Mark DutSVV 12:34  En Jezus ziende, dat hij verstandelijk geantwoord had, zeide tot hem: Gij zijt niet verre van het Koninkrijk Gods. En niemand durfde Hem meer vragen.
Mark DutSVV 12:35  En Jezus antwoordde en zeide, lerende in den tempel: Hoe zeggen de Schriftgeleerden, dat de Christus een Zoon van David is?
Mark DutSVV 12:36  Want David zelf heeft door den Heiligen Geest gezegd: De Heere heeft gezegd tot mijn Heere: Zit aan Mijn rechter hand, totdat Ik Uw vijanden zal gezet hebben tot een voetbank Uwer voeten.
Mark DutSVV 12:37  David dan zelf noemt Hem zijn Heere, en hoe is Hij zijn Zoon? En de menigte der schare hoorde Hem gaarne.
Mark DutSVV 12:38  En Hij zeide tot hen in Zijn leer: Wacht u voor de schriftgeleerden, die daar gaarne willen wandelen in lange klederen, en gegroet zijn op de markten;
Mark DutSVV 12:39  En de voorgestoelten hebben in de synagogen, en de vooraanzittingen in de maaltijden;
Mark DutSVV 12:40  Welke de huizen der weduwen opeten, en dat onder den schijn van lang te bidden. Dezen zullen zwaarder oordeel ontvangen.
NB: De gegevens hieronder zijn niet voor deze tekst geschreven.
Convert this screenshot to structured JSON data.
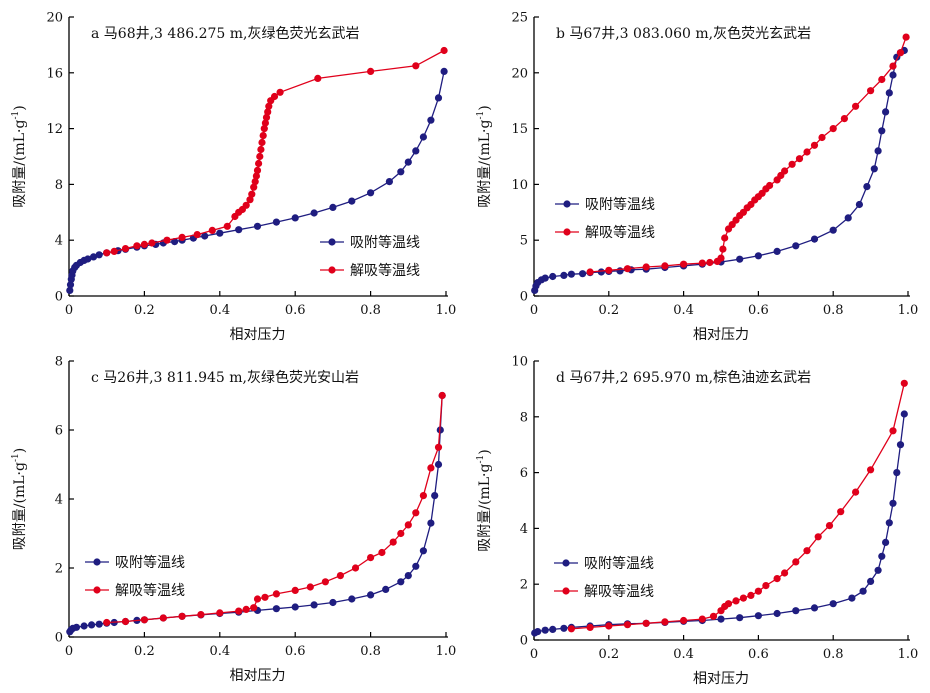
{
  "colors": {
    "adsorption": "#1f1d80",
    "desorption": "#e0001b",
    "axis": "#000000"
  },
  "legend": {
    "adsorption": "吸附等温线",
    "desorption": "解吸等温线"
  },
  "chart_data": [
    {
      "type": "line",
      "title": "a 马68井,3 486.275 m,灰绿色荧光玄武岩",
      "xlabel": "相对压力",
      "ylabel": "吸附量/(mL·g⁻¹)",
      "ylabel_main": "吸附量/(mL·g",
      "ylabel_sup": "-1",
      "ylabel_tail": ")",
      "xlim": [
        0,
        1.0
      ],
      "ylim": [
        0,
        20
      ],
      "xticks": [
        "0",
        "0.2",
        "0.4",
        "0.6",
        "0.8",
        "1.0"
      ],
      "yticks": [
        "0",
        "4",
        "8",
        "12",
        "16",
        "20"
      ],
      "legend_position": "bottom-right",
      "series": [
        {
          "name": "吸附等温线",
          "x": [
            0.002,
            0.004,
            0.006,
            0.008,
            0.01,
            0.015,
            0.02,
            0.03,
            0.04,
            0.05,
            0.065,
            0.08,
            0.1,
            0.13,
            0.15,
            0.18,
            0.2,
            0.23,
            0.25,
            0.28,
            0.3,
            0.33,
            0.36,
            0.4,
            0.45,
            0.5,
            0.55,
            0.6,
            0.65,
            0.7,
            0.75,
            0.8,
            0.85,
            0.88,
            0.9,
            0.92,
            0.94,
            0.96,
            0.98,
            0.995
          ],
          "y": [
            0.4,
            0.8,
            1.2,
            1.5,
            1.8,
            2.05,
            2.2,
            2.4,
            2.55,
            2.65,
            2.8,
            2.95,
            3.1,
            3.25,
            3.35,
            3.5,
            3.6,
            3.7,
            3.8,
            3.9,
            4.0,
            4.15,
            4.3,
            4.5,
            4.75,
            5.0,
            5.3,
            5.6,
            5.95,
            6.35,
            6.8,
            7.4,
            8.2,
            8.9,
            9.6,
            10.4,
            11.4,
            12.6,
            14.2,
            16.1
          ]
        },
        {
          "name": "解吸等温线",
          "x": [
            0.995,
            0.92,
            0.8,
            0.66,
            0.56,
            0.545,
            0.535,
            0.53,
            0.527,
            0.524,
            0.521,
            0.518,
            0.515,
            0.512,
            0.509,
            0.506,
            0.503,
            0.5,
            0.497,
            0.494,
            0.49,
            0.485,
            0.48,
            0.47,
            0.46,
            0.45,
            0.44,
            0.42,
            0.38,
            0.34,
            0.3,
            0.26,
            0.22,
            0.2,
            0.18,
            0.15,
            0.12,
            0.1
          ],
          "y": [
            17.6,
            16.5,
            16.1,
            15.6,
            14.6,
            14.3,
            14.0,
            13.6,
            13.2,
            12.8,
            12.4,
            12.0,
            11.5,
            11.0,
            10.5,
            10.0,
            9.5,
            9.0,
            8.6,
            8.2,
            7.8,
            7.3,
            6.9,
            6.5,
            6.2,
            6.0,
            5.7,
            5.0,
            4.7,
            4.4,
            4.2,
            4.0,
            3.8,
            3.7,
            3.6,
            3.4,
            3.2,
            3.1
          ]
        }
      ]
    },
    {
      "type": "line",
      "title": "b 马67井,3 083.060 m,灰色荧光玄武岩",
      "xlabel": "相对压力",
      "ylabel": "吸附量/(mL·g⁻¹)",
      "ylabel_main": "吸附量/(mL·g",
      "ylabel_sup": "-1",
      "ylabel_tail": ")",
      "xlim": [
        0,
        1.0
      ],
      "ylim": [
        0,
        25
      ],
      "xticks": [
        "0",
        "0.2",
        "0.4",
        "0.6",
        "0.8",
        "1.0"
      ],
      "yticks": [
        "0",
        "5",
        "10",
        "15",
        "20",
        "25"
      ],
      "legend_position": "middle-left",
      "series": [
        {
          "name": "吸附等温线",
          "x": [
            0.002,
            0.005,
            0.01,
            0.02,
            0.03,
            0.05,
            0.08,
            0.1,
            0.13,
            0.15,
            0.18,
            0.2,
            0.23,
            0.26,
            0.3,
            0.35,
            0.4,
            0.45,
            0.5,
            0.55,
            0.6,
            0.65,
            0.7,
            0.75,
            0.8,
            0.84,
            0.87,
            0.89,
            0.91,
            0.92,
            0.93,
            0.94,
            0.95,
            0.96,
            0.97,
            0.98,
            0.99
          ],
          "y": [
            0.5,
            0.9,
            1.2,
            1.45,
            1.6,
            1.75,
            1.85,
            1.95,
            2.0,
            2.1,
            2.15,
            2.2,
            2.25,
            2.35,
            2.4,
            2.55,
            2.7,
            2.85,
            3.05,
            3.3,
            3.6,
            4.0,
            4.5,
            5.1,
            5.9,
            7.0,
            8.2,
            9.8,
            11.4,
            13.0,
            14.8,
            16.5,
            18.2,
            19.8,
            21.4,
            21.8,
            22.0
          ]
        },
        {
          "name": "解吸等温线",
          "x": [
            0.995,
            0.98,
            0.96,
            0.93,
            0.9,
            0.86,
            0.83,
            0.8,
            0.77,
            0.75,
            0.73,
            0.71,
            0.69,
            0.67,
            0.66,
            0.65,
            0.63,
            0.62,
            0.61,
            0.6,
            0.59,
            0.58,
            0.57,
            0.56,
            0.55,
            0.54,
            0.53,
            0.52,
            0.51,
            0.505,
            0.5,
            0.49,
            0.47,
            0.45,
            0.4,
            0.35,
            0.3,
            0.25,
            0.2,
            0.15
          ],
          "y": [
            23.2,
            21.8,
            20.6,
            19.4,
            18.4,
            17.0,
            15.9,
            15.0,
            14.2,
            13.5,
            12.9,
            12.3,
            11.8,
            11.2,
            10.8,
            10.4,
            9.9,
            9.6,
            9.2,
            8.9,
            8.6,
            8.2,
            7.9,
            7.5,
            7.2,
            6.8,
            6.4,
            6.0,
            5.2,
            4.2,
            3.4,
            3.1,
            3.0,
            2.95,
            2.85,
            2.7,
            2.6,
            2.45,
            2.3,
            2.15
          ]
        }
      ]
    },
    {
      "type": "line",
      "title": "c 马26井,3 811.945 m,灰绿色荧光安山岩",
      "xlabel": "相对压力",
      "ylabel": "吸附量/(mL·g⁻¹)",
      "ylabel_main": "吸附量/(mL·g",
      "ylabel_sup": "-1",
      "ylabel_tail": ")",
      "xlim": [
        0,
        1.0
      ],
      "ylim": [
        0,
        8
      ],
      "xticks": [
        "0",
        "0.2",
        "0.4",
        "0.6",
        "0.8",
        "1.0"
      ],
      "yticks": [
        "0",
        "2",
        "4",
        "6",
        "8"
      ],
      "legend_position": "bottom-left",
      "series": [
        {
          "name": "吸附等温线",
          "x": [
            0.002,
            0.005,
            0.01,
            0.02,
            0.04,
            0.06,
            0.08,
            0.1,
            0.12,
            0.15,
            0.18,
            0.2,
            0.25,
            0.3,
            0.35,
            0.4,
            0.45,
            0.5,
            0.55,
            0.6,
            0.65,
            0.7,
            0.75,
            0.8,
            0.84,
            0.88,
            0.9,
            0.92,
            0.94,
            0.96,
            0.97,
            0.98,
            0.985,
            0.99
          ],
          "y": [
            0.15,
            0.2,
            0.25,
            0.28,
            0.32,
            0.35,
            0.37,
            0.4,
            0.42,
            0.45,
            0.48,
            0.5,
            0.55,
            0.6,
            0.64,
            0.68,
            0.72,
            0.77,
            0.82,
            0.87,
            0.93,
            1.0,
            1.1,
            1.22,
            1.38,
            1.6,
            1.78,
            2.05,
            2.5,
            3.3,
            4.1,
            5.0,
            6.0,
            7.0
          ]
        },
        {
          "name": "解吸等温线",
          "x": [
            0.99,
            0.98,
            0.96,
            0.94,
            0.92,
            0.9,
            0.88,
            0.86,
            0.83,
            0.8,
            0.76,
            0.72,
            0.68,
            0.64,
            0.6,
            0.55,
            0.52,
            0.5,
            0.49,
            0.47,
            0.45,
            0.4,
            0.35,
            0.3,
            0.25,
            0.2,
            0.15,
            0.1
          ],
          "y": [
            7.0,
            5.5,
            4.9,
            4.1,
            3.6,
            3.25,
            3.0,
            2.75,
            2.45,
            2.3,
            2.0,
            1.78,
            1.6,
            1.45,
            1.35,
            1.25,
            1.15,
            1.1,
            0.85,
            0.8,
            0.75,
            0.7,
            0.65,
            0.6,
            0.55,
            0.5,
            0.45,
            0.42
          ]
        }
      ]
    },
    {
      "type": "line",
      "title": "d 马67井,2 695.970 m,棕色油迹玄武岩",
      "xlabel": "相对压力",
      "ylabel": "吸附量/(mL·g⁻¹)",
      "ylabel_main": "吸附量/(mL·g",
      "ylabel_sup": "-1",
      "ylabel_tail": ")",
      "xlim": [
        0,
        1.0
      ],
      "ylim": [
        0,
        10
      ],
      "xticks": [
        "0",
        "0.2",
        "0.4",
        "0.6",
        "0.8",
        "1.0"
      ],
      "yticks": [
        "0",
        "2",
        "4",
        "6",
        "8",
        "10"
      ],
      "legend_position": "bottom-left",
      "series": [
        {
          "name": "吸附等温线",
          "x": [
            0.002,
            0.01,
            0.03,
            0.05,
            0.08,
            0.1,
            0.15,
            0.2,
            0.25,
            0.3,
            0.35,
            0.4,
            0.45,
            0.5,
            0.55,
            0.6,
            0.65,
            0.7,
            0.75,
            0.8,
            0.85,
            0.88,
            0.9,
            0.92,
            0.93,
            0.94,
            0.95,
            0.96,
            0.97,
            0.98,
            0.99
          ],
          "y": [
            0.25,
            0.3,
            0.35,
            0.38,
            0.42,
            0.45,
            0.5,
            0.55,
            0.58,
            0.6,
            0.63,
            0.67,
            0.7,
            0.75,
            0.8,
            0.87,
            0.95,
            1.05,
            1.15,
            1.3,
            1.5,
            1.75,
            2.1,
            2.5,
            3.0,
            3.5,
            4.2,
            4.9,
            6.0,
            7.0,
            8.1
          ]
        },
        {
          "name": "解吸等温线",
          "x": [
            0.99,
            0.96,
            0.9,
            0.86,
            0.82,
            0.79,
            0.76,
            0.73,
            0.7,
            0.67,
            0.65,
            0.62,
            0.6,
            0.58,
            0.56,
            0.54,
            0.52,
            0.51,
            0.5,
            0.48,
            0.45,
            0.4,
            0.35,
            0.3,
            0.25,
            0.2,
            0.15,
            0.1
          ],
          "y": [
            9.2,
            7.5,
            6.1,
            5.3,
            4.6,
            4.1,
            3.7,
            3.2,
            2.8,
            2.4,
            2.2,
            1.95,
            1.75,
            1.6,
            1.5,
            1.4,
            1.3,
            1.2,
            1.05,
            0.85,
            0.75,
            0.7,
            0.65,
            0.6,
            0.55,
            0.5,
            0.45,
            0.4
          ]
        }
      ]
    }
  ]
}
Mark DutSVV 12:41  En Jezus, gezeten zijnde tegenover de schatkist, zag, hoe de schare geld wierp in de schatkist; en vele rijken wierpen veel daarin.
Mark DutSVV 12:42  En er kwam een arme weduwe, die twee kleine penningen daarin wierp, hetwelk is een oort.
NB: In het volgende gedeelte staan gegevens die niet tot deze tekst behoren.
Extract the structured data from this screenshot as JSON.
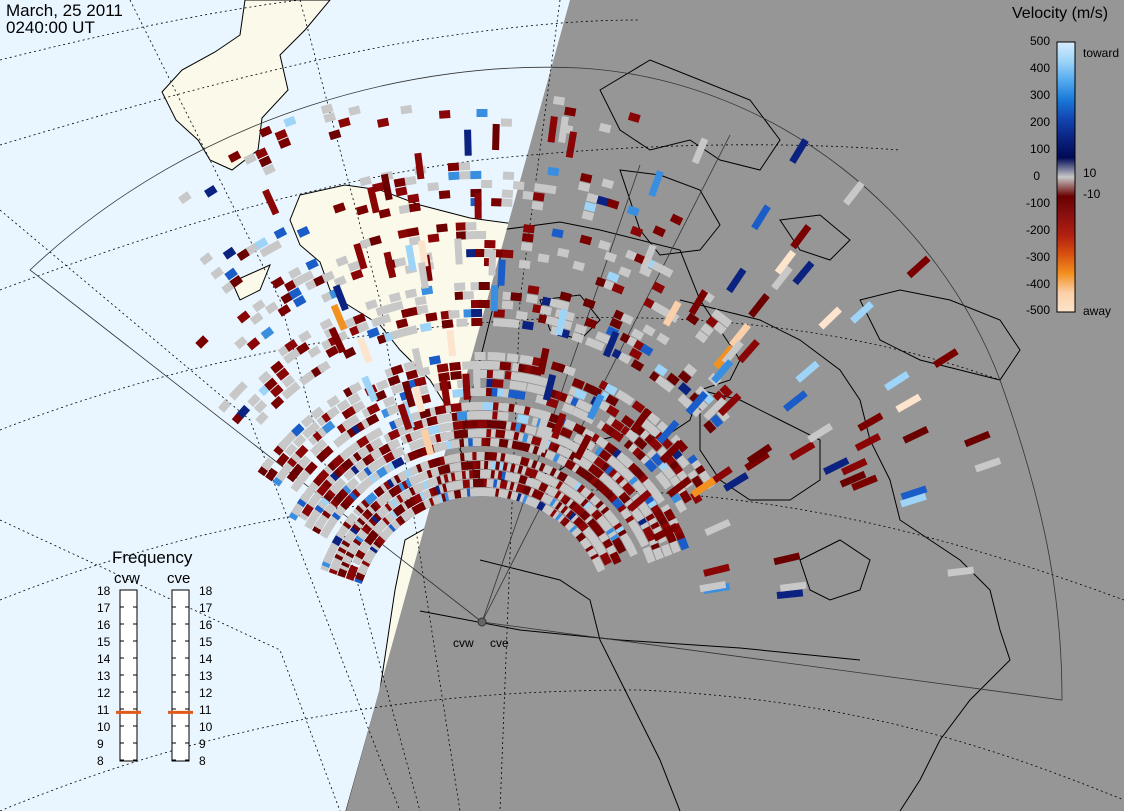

Mark DutSVV 12:43  En Jezus, Zijn discipelen tot Zich geroepen hebbende, zeide tot hen: Voorwaar, Ik zeg u, dat deze arme weduwe meer ingeworpen heeft, dan allen, die in de schatkist geworpen hebben.
Mark DutSVV 12:44  Want zij allen hebben van hun overvloed daarin geworpen; maar deze heeft van haar gebrek, al wat zij had, daarin geworpen, haar ganse leeftocht.